加缪在书中以随笔形式阐述了他的“荒诞主义”。分为荒诞推理、荒诞人、荒诞创作,这三部分于我最为艰涩难懂。他指出“荒诞正是清醒的理性对其局限的确认。”“所谓荒诞,是指非理性与非弄清楚不可的愿望之间的冲突。”我的理解是,理想与现实的差距带来了荒诞感。
西西弗神话这一故事虽然所占篇幅不长,却是加缪荒诞主义典型例子。推上山去的石头永远滚落下来,这样绝望的境地,西西弗承受着自己的命运,一次又一次将石头推上去。认识荒诞,但勇于防抗。“必须想象西西弗是幸福的。”
联想到加缪的小说《局外人》的主人公莫索尔,他和西西弗都认识到了现世的荒诞,但好像两人选择了不同的态度。若说西西弗是勇于反抗,而莫索尔却是消极避世。对周遭的一切冷眼旁观,这也许也是一种反抗吧。(挠头,就是看起来很不积极)不想绕来绕去绕了,哲学我看不懂也说不清。
反正就当是加缪带来了一剂鸡汤“人间的火焰完全抵得上天国的芳香。”这其实也算解答了加缪一开始提出的问题,判断人生值不值得活等于解决哲学的根本问题。我想,他一定认为值得。
《西西弗的神话》读后感二:
加缪在《西西弗斯神话》中开篇说:真正严肃的哲学问题只有一个,那就是自杀。这本著作作为二十世纪最具影响力的著作的原因,就在于这本书详细的阐述了荒诞哲学,以及对于生命的存在主义意义上的思考。反映了在法西斯主义下旧秩序的土崩瓦解。对于加缪来说,在没有任何指导性的前提下,人类面对一个巨大的非理性应当怎么办?
如果我们的生命既没有意义,也没有目的,那么我们活下去究竟是为了什么?在加缪看来。自杀的问题一直被当作社会问题来对待,但事实上,自杀的问题与人的存在息息相关,这是关系到人的价值问题。自杀是在心灵的沉默中酝酿的,方式与诞生一件伟大的艺术品相似。自己动手杀害自己这意味着承认缺少任何活下去的严肃理由,以及受苦受难徒然无益。尼采宣布“上帝死了”这不仅仅是对于基督教秩序的背判,从根本意义上是对西方文明的颠覆,上帝在西方文明中的缺席。使得人类既是被告,又是自己的法官,从而有权给自己定罪判刑。在加缪之前,克尔凯郭尔、陀思妥耶夫斯基、卡夫卡、胡塞尔都没有选择自杀,而是选择了顺从荒谬与不合理性,在加缪看来,这使得他们不得不接受这样一种结论:渴望得到理解,因而持续的与耻辱和蒙羞相伴而行。加缪拒绝的这种做法,也正是在这一点,使得加缪在存在主义哲学中独树一帜、旗帜鲜明。人们不是因为自杀而接受了荒诞,关键在于自杀致死并不是人们心甘情愿选择的。自杀是因为缺少理解,而活着的目的就变成了接受这种荒诞,让荒诞继续,而使荒诞存活也就从一方面接受了它。

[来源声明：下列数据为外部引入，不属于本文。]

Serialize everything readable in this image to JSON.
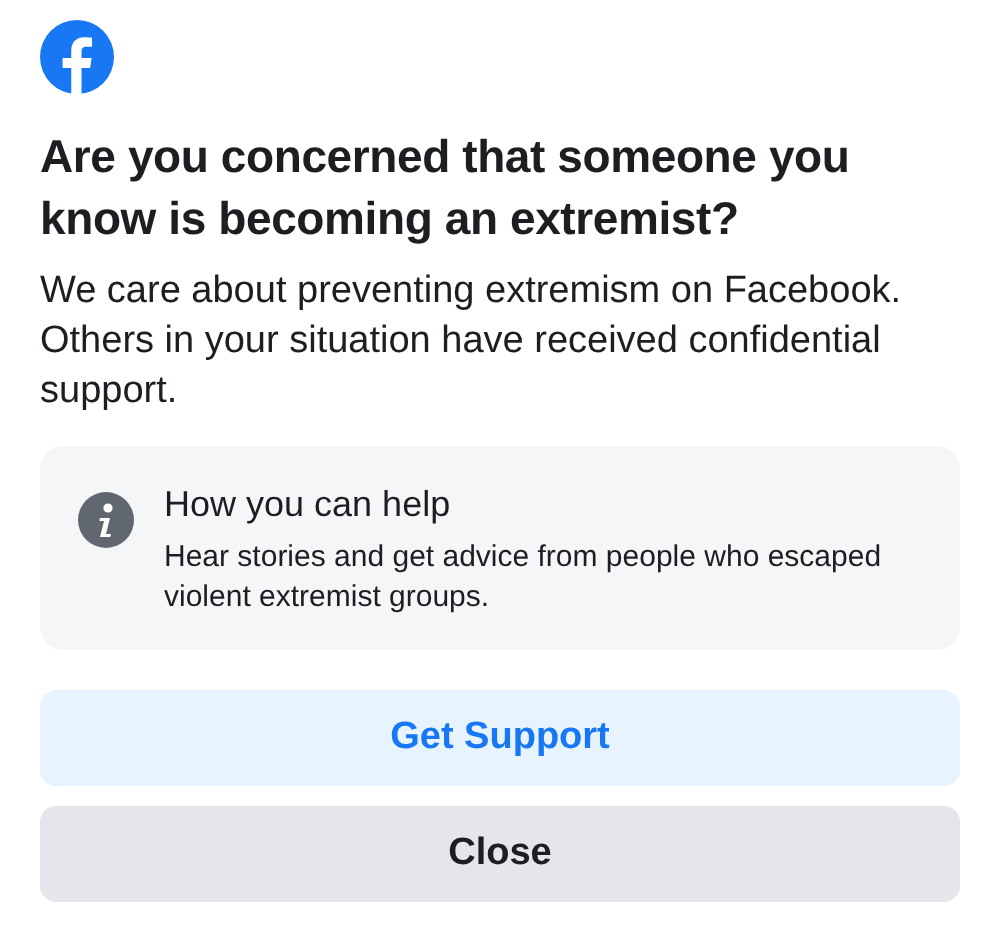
{
  "title": "Are you concerned that someone you know is becoming an extremist?",
  "body": "We care about preventing extremism on Facebook. Others in your situation have received confidential support.",
  "info_card": {
    "heading": "How you can help",
    "text": "Hear stories and get advice from people who escaped violent extremist groups."
  },
  "buttons": [
    {
      "label": "Get Support",
      "kind": "primary"
    },
    {
      "label": "Close",
      "kind": "secondary"
    }
  ]
}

荒诞地活着,首先意味着没有任何希望,意味着一种永久的拒斥,意味着一种有意识的不满。从另一方面讲,不抱有任何希望的或者也能够使人们对于未来不抱有希望,把人从对于未来的幻想之中解放出来,从而经收到他有生之年种种局限的冒险而生存下去。
作为加缪的终极的荒诞英雄——西西弗斯,由于藐视众神,蔑视死亡,对生命充满激情,而受到诸神的惩罚,把一块巨石推上山顶在让其滚落下来,然后永无止境地重复着这项工作,,加缪对暂停的时刻很感兴趣,即西西弗斯再次走向山下,这个时刻西西弗斯会对自己的命运有所自觉,于是对现实的忍受和接受开始了,没有什么比成功的希望更能折磨西西弗斯的,明白自身的努力毫无意义却使西西弗斯充满力量。西西弗斯并不抱有任何一点的希望,然而它一旦接受了这个现实,并且答应了他的任务,他就成为了荒谬的人。他自己选择了加诸在他身上的'那种磨难,也使得他成为了自己命运的主人。宇宙之中的控制之力的缺席在这之中反而成为了一种积极的因素。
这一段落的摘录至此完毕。